There are, therefore, for Descartes, three realms of reality: the thinking substance (the self), the infinite substance (God), and the extended substance (bodies). The bodies are mere machines. They are all explained by extension and motion—mechanistic. Descartes establishes the important laws of inertia, straight-line motion, and motion preservation. In humans coexist body and soul, extension and thought. To explain this coexistence, he works also, in unison, as if a single reality.

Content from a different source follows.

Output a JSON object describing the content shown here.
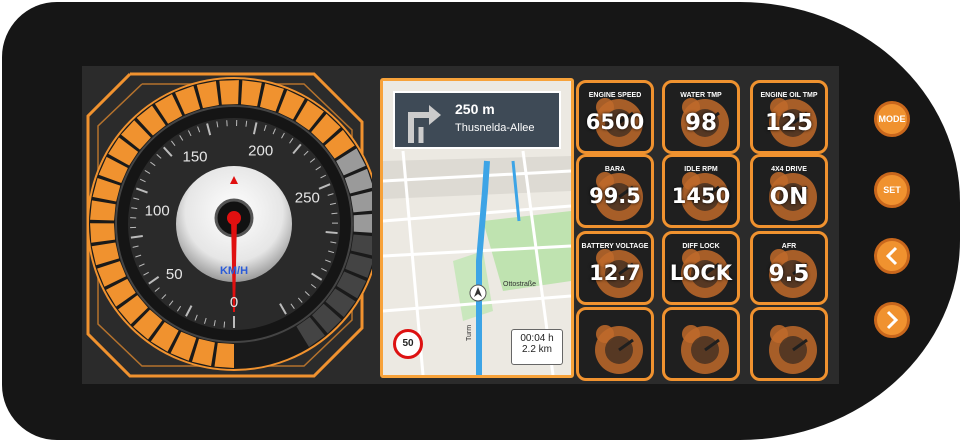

Descartes turns to God, a God geometer, ultimately responsible for the order of the universe, who has decided that it works that way.

Historical Context

In Europe, boom in England, France, and the Netherlands:

  • Decline of Italy and Spain, dominant throughout the Renaissance.
  • Political and religious wars.
  • Confrontation between Catholics and Protestants as two ways of understanding. The emerging capitalist bourgeoisie of the Protestants. The feudal nobility of the most dominant Catholic traditionalists.
  • Thirty Years War (1618-1648):
    • The Bohemian Revolt of the Calvinists (1618-1625).
    • Statement of Denmark (1625-1629).
    • Statement of Sweden (1630-1635).
    • Intervention by France (1638-1648).

Sociocultural Context

Spanish Baroque:

  • Painting: Velázquez, Zurbarán, Ribera, Murillo, etc.
  • Literature: Cervantes, Lope de Vega, Quevedo, Calderón, etc.

Modernity:

  • Confidence in the capabilities of human beings.
  • Autonomy of reason.
  • Sound research methods: mathematics as a model.

Philosophical Context

Modernity: The mechanistic paradigm:

  • The bodies are machines.
  • There are hidden forces that direct the motion of bodies.
  • All changes are caused by priority.
  • Efficient causes of cuantitativo.

Rationalism (Descartes, Leibniz, Spinoza, etc.):

  • Innate for some ideas.
  • Using the mathematical method.
  • Criticizes the scholastic method.